Chapter 26
Now
Footage plays of Hannah Cortland, front woman of the Future Saints, sitting to the left of host Jimmy Kimmel on Jimmy Kimmel Live!. The camera’s zoomed in on Cortland so she fills the frame. She wears a tight black dress and shifts in her seat. The look on her face is searing.
Cortland: I’m not trying to work through the pain, I’m trying to live inside it. Keep these feelings alive so she never fades.
She presses a hand to her heart.
Cortland: Honestly, if I thought the songs were helping me get over her, I’d stop making them.
The video cuts to a young woman in a dark bedroom lit by fairy lights strung above her. She sits on her bed wearing a black sweatshirt with the hood up. Tears roll down her cheeks. She speaks into the camera.
@willabeautyhacks: I don’t talk about this a lot—I know youguys are mostly here for my makeup tutorials. But two years
ago, I lost my mom to cancer. And I’ve never heard anyone describe how it feels better than Hannah Cortland.
I’ve been crying since I watched this interview.
When you lose someone, everyone expects you to want to heal and get better.
But what I really want is to burn down the world until someone gives my mom back.
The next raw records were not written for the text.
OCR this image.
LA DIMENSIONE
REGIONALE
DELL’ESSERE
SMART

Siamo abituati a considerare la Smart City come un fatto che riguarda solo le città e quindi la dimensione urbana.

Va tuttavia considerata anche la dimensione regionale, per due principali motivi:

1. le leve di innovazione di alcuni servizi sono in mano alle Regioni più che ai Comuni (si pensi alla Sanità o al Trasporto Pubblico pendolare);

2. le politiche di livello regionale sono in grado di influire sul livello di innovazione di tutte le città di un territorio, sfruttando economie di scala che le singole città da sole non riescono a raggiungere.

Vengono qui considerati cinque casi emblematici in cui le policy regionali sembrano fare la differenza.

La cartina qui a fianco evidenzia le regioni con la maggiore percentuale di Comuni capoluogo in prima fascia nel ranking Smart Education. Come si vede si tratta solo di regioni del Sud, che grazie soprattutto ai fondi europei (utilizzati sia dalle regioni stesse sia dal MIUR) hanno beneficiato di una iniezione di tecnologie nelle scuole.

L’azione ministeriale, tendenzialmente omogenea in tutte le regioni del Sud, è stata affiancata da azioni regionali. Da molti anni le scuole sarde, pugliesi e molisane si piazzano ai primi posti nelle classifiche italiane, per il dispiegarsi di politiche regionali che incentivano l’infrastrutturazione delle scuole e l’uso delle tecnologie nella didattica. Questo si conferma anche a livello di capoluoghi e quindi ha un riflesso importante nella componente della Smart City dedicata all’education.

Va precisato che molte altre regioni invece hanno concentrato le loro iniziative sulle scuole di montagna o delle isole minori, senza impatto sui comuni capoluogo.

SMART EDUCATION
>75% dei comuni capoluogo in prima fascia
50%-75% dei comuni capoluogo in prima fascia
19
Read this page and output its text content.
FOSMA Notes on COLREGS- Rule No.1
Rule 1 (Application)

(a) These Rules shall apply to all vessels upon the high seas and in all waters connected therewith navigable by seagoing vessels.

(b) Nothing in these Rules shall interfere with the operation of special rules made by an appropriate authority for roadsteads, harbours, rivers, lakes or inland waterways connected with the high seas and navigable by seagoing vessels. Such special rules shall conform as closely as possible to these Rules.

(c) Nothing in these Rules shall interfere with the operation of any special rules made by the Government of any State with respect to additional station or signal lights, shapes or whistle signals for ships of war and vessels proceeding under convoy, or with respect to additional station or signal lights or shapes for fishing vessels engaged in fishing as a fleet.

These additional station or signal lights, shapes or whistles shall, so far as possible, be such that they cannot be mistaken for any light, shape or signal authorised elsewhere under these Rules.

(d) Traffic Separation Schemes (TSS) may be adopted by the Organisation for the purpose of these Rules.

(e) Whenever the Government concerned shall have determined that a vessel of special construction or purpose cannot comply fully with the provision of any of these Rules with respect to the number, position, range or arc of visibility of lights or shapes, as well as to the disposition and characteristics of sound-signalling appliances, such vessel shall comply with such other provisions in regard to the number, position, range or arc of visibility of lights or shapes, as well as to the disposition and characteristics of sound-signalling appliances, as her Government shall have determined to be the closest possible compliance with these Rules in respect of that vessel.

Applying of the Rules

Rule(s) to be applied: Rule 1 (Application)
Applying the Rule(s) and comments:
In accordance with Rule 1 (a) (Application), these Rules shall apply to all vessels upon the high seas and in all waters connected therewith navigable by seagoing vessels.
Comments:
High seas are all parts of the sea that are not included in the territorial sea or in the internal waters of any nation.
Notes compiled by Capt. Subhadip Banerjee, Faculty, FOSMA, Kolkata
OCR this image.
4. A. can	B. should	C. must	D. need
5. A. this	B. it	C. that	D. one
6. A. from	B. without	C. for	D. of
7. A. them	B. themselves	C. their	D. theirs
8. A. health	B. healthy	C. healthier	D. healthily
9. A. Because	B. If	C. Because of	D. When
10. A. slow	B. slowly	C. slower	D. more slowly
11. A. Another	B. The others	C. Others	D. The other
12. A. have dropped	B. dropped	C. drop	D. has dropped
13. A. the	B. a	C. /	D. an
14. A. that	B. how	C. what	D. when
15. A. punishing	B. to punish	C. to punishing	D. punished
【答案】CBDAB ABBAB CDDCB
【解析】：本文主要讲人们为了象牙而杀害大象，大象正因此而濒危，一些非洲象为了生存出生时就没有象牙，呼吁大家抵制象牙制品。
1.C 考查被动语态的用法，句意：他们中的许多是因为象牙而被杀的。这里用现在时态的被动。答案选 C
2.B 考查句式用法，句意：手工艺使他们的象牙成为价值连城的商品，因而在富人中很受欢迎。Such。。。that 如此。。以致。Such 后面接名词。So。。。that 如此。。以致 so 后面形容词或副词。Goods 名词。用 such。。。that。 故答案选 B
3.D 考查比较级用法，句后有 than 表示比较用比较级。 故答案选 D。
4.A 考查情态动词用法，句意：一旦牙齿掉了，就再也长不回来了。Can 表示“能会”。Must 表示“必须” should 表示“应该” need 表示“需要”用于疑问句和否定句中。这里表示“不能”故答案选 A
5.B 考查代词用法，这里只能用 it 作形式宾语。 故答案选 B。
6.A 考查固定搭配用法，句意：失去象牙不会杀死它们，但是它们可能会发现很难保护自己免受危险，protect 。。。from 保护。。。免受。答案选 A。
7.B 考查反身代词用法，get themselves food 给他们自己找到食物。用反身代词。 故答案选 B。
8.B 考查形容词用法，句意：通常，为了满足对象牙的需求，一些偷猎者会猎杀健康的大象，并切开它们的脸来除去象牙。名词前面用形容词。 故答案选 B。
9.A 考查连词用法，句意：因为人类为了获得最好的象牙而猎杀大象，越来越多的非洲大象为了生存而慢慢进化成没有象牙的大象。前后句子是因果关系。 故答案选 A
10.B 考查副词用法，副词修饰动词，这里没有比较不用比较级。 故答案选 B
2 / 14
It feels taboo to admit, because I know a lot of people are going to be in my comments saying, “Willa, you’re in denial, in the five stages of grief, and when you finally heal, you’ll accept your mom is gone and there’s nothing you can do,” but just . . . no.
The woman sniffles and rubs her nose.
@willabeautyhacks: Not everyone wants to heal. I’m scared that the moment I—
She makes air quotes.
@willabeautyhacks: “heal,” that’s the moment my mom really dies.
Because it’s the moment I stop fighting for her.
Do any of you remember that Robin Williams movie What Dreams May Come, where his wife dies and he journeys through heaven and hell to get her back?
I would give anything for that to be real. My mom deserves it.
This interview made me feel connected to Hannah, and I was thinking today about how strange it is to feel like you know a stranger because of their art or what they post online.
I guess that happens a lot nowadays. It’s, like, you can feel close and far away at the same time, and it’s weirdly similar to what it feels like to lose someone.
Like with my mom, I have all these memories of her, and pictures and videos.
She literally shaped me. You don’t get closer than that.
But I can’t see her or touch her or talk to her. She couldn’t be farther away.
Tears roll down the woman’s cheeks; she squeezes her eyes shut.
@willabeautyhacks: She’s a ghost now. Or maybe my love is the ghost.
She opens her eyes and pulls back her hood to reveal blond hair that nearly glows in the dark.
@willabeautyhacks: A couple days ago I dyed my hair to match Hannah’s.
I mixed my own color blend, but for anyone who’s curious, the closest dupe is probably Garnier Nutrisse Extra Light Buttery Blonde.
I’ve never been a fangirl before, but Hannah speaks to me.
It feels pure, this relationship we have.
She laughs.
@willabeautyhacks: This one-sided relationship where she doesn’t know I exist, and I’m out here watching her and crying over the things she says. Maybe I’m her ghost.
Sorry for rambling. I’m going to try not to be so emo in my next video. But if you’re out there watching and you’ve lost someone and you need to talk, you can always message me.
The woman smiles and wipes tears from her eyes.
@willabeautyhacks: This ghost on the internet will always answer back.